Malawi government decision to distribute 9 million mosquito nets has ignited a fresh debate on whether this system is an effective way of dealing with malaria, a disease blamed for the high rate of under five children deaths.
Adrian Chikumbe, ministry of Health spokesperson is urging families to register with officials to ensure they get a mosquito net.
He says the mosquito nets will be distributed across the country.
Health issue commentator Maziko Matemba welcomes the move but cautions that the government should ensure some men are not using the nets to catch fish.
At least 4:6 million people suffered from malaria in Malawi most of them under five children and pregnant women.
The distribution of the nets comes at a time when there is severe shortage of malaria drugs in hospitals.

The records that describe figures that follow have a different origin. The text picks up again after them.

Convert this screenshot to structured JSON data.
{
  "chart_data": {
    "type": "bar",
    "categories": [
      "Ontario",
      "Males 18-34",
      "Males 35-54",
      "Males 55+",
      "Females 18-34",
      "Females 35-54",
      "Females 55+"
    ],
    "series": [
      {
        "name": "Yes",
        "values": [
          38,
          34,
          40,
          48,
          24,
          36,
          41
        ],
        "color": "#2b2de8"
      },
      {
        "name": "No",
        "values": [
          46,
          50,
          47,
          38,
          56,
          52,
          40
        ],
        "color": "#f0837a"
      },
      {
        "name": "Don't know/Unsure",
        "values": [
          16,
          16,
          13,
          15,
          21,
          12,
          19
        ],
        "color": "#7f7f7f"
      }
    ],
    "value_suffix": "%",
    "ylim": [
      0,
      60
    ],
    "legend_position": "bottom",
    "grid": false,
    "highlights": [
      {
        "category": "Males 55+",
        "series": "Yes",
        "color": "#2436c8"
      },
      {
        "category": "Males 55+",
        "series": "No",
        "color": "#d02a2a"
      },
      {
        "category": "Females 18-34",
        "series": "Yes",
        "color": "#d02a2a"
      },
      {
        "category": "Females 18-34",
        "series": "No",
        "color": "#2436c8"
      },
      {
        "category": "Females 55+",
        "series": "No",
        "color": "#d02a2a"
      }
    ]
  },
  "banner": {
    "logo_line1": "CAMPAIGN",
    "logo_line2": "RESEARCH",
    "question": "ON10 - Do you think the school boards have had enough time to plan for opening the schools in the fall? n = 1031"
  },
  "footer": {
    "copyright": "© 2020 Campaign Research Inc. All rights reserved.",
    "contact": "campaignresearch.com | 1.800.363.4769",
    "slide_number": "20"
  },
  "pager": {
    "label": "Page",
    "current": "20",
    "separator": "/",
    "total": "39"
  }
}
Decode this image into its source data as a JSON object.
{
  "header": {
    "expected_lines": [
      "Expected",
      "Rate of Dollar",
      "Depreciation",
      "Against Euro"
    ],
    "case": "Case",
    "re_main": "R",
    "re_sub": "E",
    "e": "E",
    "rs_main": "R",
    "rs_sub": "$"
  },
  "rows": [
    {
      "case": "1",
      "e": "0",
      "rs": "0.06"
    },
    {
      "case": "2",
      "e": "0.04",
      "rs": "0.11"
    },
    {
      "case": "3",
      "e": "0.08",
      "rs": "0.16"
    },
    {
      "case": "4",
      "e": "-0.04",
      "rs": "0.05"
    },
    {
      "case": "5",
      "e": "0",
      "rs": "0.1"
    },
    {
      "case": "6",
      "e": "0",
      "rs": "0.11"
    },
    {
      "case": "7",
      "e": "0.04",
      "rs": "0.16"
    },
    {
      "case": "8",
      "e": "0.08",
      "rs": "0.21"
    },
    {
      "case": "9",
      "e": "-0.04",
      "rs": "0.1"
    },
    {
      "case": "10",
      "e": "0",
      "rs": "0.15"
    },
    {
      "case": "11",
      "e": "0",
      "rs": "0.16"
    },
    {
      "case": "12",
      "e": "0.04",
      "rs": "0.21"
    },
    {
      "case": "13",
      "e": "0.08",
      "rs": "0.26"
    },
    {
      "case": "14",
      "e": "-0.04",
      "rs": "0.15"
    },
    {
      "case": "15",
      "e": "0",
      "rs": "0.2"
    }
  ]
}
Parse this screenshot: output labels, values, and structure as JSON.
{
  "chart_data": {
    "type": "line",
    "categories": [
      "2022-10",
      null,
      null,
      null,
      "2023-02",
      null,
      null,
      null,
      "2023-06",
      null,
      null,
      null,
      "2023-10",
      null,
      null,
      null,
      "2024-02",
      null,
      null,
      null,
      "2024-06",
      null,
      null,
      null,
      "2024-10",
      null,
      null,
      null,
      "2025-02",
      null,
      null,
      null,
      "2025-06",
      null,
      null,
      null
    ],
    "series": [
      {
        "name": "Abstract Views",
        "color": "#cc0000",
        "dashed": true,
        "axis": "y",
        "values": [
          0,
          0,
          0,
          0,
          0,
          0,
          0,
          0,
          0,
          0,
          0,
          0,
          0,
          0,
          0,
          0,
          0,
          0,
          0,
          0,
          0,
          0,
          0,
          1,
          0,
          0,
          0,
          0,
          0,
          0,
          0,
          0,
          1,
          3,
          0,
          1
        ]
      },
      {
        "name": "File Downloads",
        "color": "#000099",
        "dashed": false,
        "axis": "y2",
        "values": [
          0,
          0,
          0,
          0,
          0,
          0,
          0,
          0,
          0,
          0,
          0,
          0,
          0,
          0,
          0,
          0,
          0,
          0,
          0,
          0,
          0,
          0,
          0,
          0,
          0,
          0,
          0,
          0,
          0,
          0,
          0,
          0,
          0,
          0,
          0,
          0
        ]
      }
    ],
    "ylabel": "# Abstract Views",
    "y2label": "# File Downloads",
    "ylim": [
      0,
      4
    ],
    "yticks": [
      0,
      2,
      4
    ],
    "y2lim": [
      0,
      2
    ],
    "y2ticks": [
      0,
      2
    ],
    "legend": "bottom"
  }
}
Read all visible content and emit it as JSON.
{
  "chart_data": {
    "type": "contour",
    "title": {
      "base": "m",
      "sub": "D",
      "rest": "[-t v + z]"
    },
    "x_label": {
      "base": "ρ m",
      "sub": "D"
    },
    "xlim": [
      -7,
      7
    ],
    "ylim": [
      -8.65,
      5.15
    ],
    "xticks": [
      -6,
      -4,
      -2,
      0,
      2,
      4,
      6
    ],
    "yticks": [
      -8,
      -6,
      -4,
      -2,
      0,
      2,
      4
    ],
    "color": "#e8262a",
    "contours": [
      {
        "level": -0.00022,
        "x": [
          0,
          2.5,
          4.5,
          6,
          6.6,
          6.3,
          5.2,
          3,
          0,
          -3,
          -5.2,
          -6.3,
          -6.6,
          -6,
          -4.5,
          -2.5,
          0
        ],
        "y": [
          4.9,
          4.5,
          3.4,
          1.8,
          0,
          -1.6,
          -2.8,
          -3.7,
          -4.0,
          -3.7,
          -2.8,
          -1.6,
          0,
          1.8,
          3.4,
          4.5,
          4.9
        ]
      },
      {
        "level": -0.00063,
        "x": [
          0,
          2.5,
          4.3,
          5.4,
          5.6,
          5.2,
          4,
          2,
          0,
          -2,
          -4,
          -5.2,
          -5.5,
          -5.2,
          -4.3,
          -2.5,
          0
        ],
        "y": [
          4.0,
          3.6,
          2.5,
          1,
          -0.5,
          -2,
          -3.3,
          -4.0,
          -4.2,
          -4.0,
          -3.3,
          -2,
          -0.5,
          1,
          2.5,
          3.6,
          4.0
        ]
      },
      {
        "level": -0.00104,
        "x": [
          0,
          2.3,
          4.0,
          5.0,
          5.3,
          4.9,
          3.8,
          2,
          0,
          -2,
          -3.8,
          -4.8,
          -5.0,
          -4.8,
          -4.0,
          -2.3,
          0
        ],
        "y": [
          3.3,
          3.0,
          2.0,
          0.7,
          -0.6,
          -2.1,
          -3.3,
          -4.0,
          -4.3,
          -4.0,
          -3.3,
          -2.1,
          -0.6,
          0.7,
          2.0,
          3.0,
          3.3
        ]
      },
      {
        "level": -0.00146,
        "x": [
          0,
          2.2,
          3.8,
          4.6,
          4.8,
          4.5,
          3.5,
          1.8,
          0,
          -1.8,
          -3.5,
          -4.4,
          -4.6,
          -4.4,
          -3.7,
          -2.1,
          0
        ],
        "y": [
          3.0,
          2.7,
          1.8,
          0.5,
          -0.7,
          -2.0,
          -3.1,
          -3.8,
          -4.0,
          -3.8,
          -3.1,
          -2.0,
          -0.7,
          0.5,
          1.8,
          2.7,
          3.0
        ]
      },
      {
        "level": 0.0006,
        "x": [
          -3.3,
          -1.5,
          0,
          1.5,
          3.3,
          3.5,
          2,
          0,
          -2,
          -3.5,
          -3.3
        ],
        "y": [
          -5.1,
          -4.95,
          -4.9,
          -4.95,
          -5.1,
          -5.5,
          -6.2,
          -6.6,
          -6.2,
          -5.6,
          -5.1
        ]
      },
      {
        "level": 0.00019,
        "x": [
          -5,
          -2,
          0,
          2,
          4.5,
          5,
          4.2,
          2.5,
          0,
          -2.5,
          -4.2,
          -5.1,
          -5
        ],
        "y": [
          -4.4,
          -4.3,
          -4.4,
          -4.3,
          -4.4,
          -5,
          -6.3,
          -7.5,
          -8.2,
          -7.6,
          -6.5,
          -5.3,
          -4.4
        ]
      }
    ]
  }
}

However, some health experts are calling on the government to roll out an ambitious but effective programme to spray DDT in all mosquito breeding places, saying this has been effective in Botswana and South Africa, among some countries in Africa which record zero malaria rate.
They argue that most Malawians get malaria not when they are in bed where the nets are used but before bed time this is why the malaria rate infection still remains high despite the government effort to give out free mosquito nets which helps to give a sound sleep without mosquito bites but it’s not the effective way of controlling the killer disease.
However, DDT banned in Malawi because agriculture experts say it remains in soil for many years after use and has negative effect on croos, including Malawuls top foreign export earner, tobacco.
Hard choice for government to make.
Meanwhile, after the suspension of 63 Ministry of Health workers over alleged misuse of funds meant for Centres for Disease Control and Prevention (CDC) funded HIV project, the US government has suspended the supply of malaria drugs and support to some 10 centres, citing theft and mismanagement.
The US, through its Public Affair Officer at the American Embassy in Malawi, Joseph Monster, is quoted in the Daily Times saying:“…We have identified 10 facilities where reported cases of malaria are far exceeded by the doses of anti-malarial medications distributed and have notified the Ministry of Health that additional malaria-related medicines and supplies will not be provided to those facilities until the Ministry takes concrete steps to curb theft and mismanagement.”
He stressed that the appropriate steps the ministry has to take before the drug supply resumes includes “both disciplinary action and prosecution where sufficient evidence exists”, which means the Ministry has to move quickly to catch the thieves or risk unnecessary malaria deaths in the 10 facilities.